Just because the plankton evolve to tolerate acidic oceans doesn't mean that the food chains won't be affected. Reusch noted that altering the water chemistry can also affect how nutritious the plankton are for the other creatures that eat them, because it affects their metabolism. "They become like french fries," he said. "The carbon-nitrogen balance becomes worse," which affects nutrients needed by those that feast on them, such as zooplankton ? tiny jellyfish, copepods and shrimp.
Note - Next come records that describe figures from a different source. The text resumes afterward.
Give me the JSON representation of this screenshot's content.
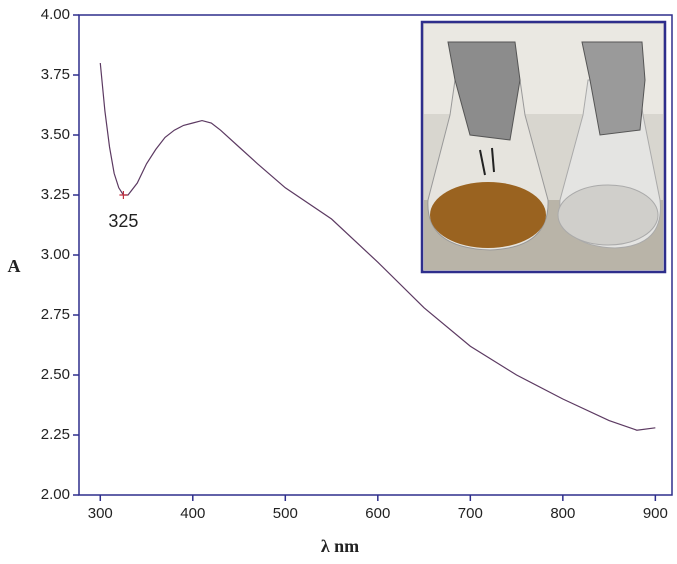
{
  "chart_data": {
    "type": "line",
    "xlabel": "λ nm",
    "ylabel": "A",
    "x": [
      300,
      305,
      310,
      315,
      320,
      325,
      330,
      340,
      350,
      360,
      370,
      380,
      390,
      400,
      410,
      420,
      430,
      450,
      470,
      500,
      550,
      600,
      650,
      700,
      750,
      800,
      850,
      880,
      900
    ],
    "series": [
      {
        "color": "#5c3a62",
        "values": [
          3.8,
          3.6,
          3.45,
          3.34,
          3.28,
          3.25,
          3.25,
          3.3,
          3.38,
          3.44,
          3.49,
          3.52,
          3.54,
          3.55,
          3.56,
          3.55,
          3.52,
          3.45,
          3.38,
          3.28,
          3.15,
          2.97,
          2.78,
          2.62,
          2.5,
          2.4,
          2.31,
          2.27,
          2.28
        ]
      }
    ],
    "annotations": [
      {
        "text": "325",
        "x": 325,
        "y": 3.25
      }
    ],
    "xlim": [
      277,
      918
    ],
    "xticks": [
      300,
      400,
      500,
      600,
      700,
      800,
      900
    ],
    "ylim": [
      2,
      4
    ],
    "yticks": [
      {
        "value": 2,
        "label": "2.00"
      },
      {
        "value": 2.25,
        "label": "2.25"
      },
      {
        "value": 2.5,
        "label": "2.50"
      },
      {
        "value": 2.75,
        "label": "2.75"
      },
      {
        "value": 3,
        "label": "3.00"
      },
      {
        "value": 3.25,
        "label": "3.25"
      },
      {
        "value": 3.5,
        "label": "3.50"
      },
      {
        "value": 3.75,
        "label": "3.75"
      },
      {
        "value": 4,
        "label": "4.00"
      }
    ],
    "axis_color": "#2e2e8c",
    "grid": false
  }
}
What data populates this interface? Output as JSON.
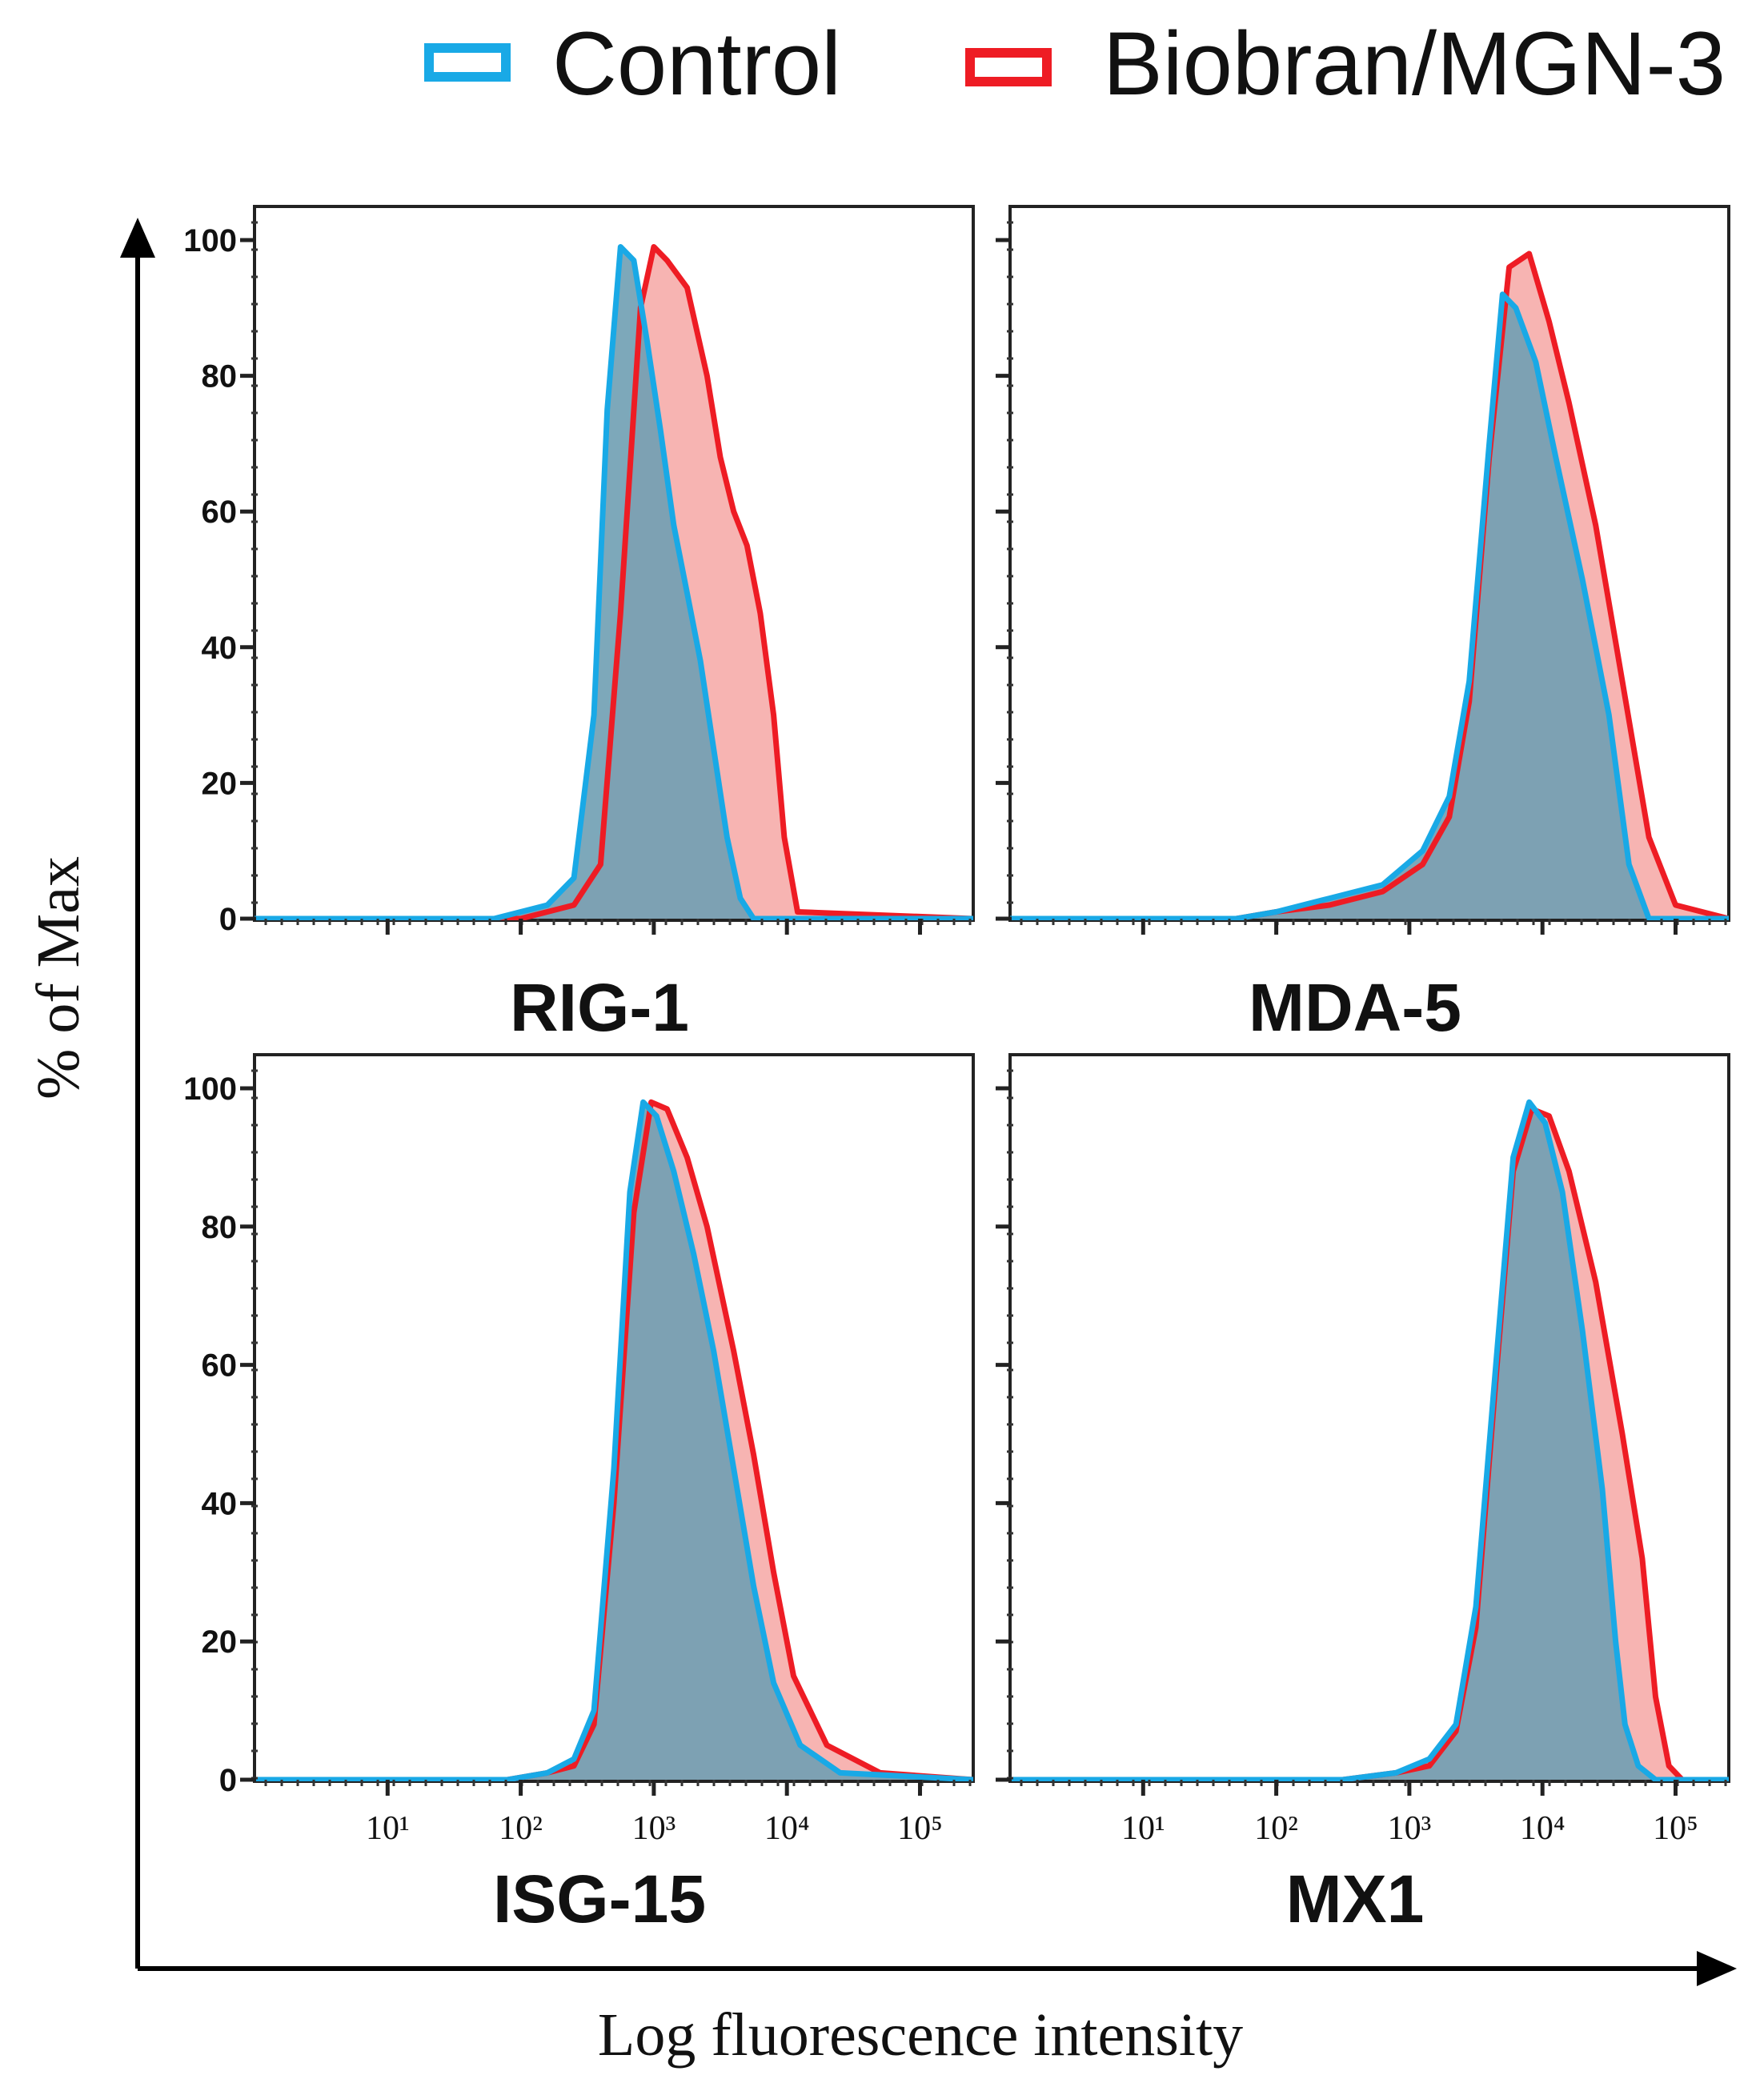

The finding also has implications for Earth's storage of carbon. To make their shells, plankton take two bicarbonate ions from the water and make it into calcium carbonate and water, releasing an extra molecule of carbon dioxide (CO2). That means the faster they grow, the more CO2 gets pumped into the air. But the situation is more complicated, because the plankton sequester some carbon when they die, taking it with them to the bottom of the ocean. Plankton also photosynthesize, like other plants, so they release oxygen as well as removing CO2 from the air.

An expert on plankton, Larry Brand, a professor of marine biology and fisheries at the University of Miami in Florida, noted that one of the big effects of acidifying the oceans is altering the mix of creatures that live in it. If the Emiliania plankton doesn't do as well, other plants and animals will take its place. That could alter fisheries, for example. "Usually when there's a radical change in the mix of organisms, it doesn't work out too well for humans," he said.

They published their results in the journal Nature Geoscience today (April 8).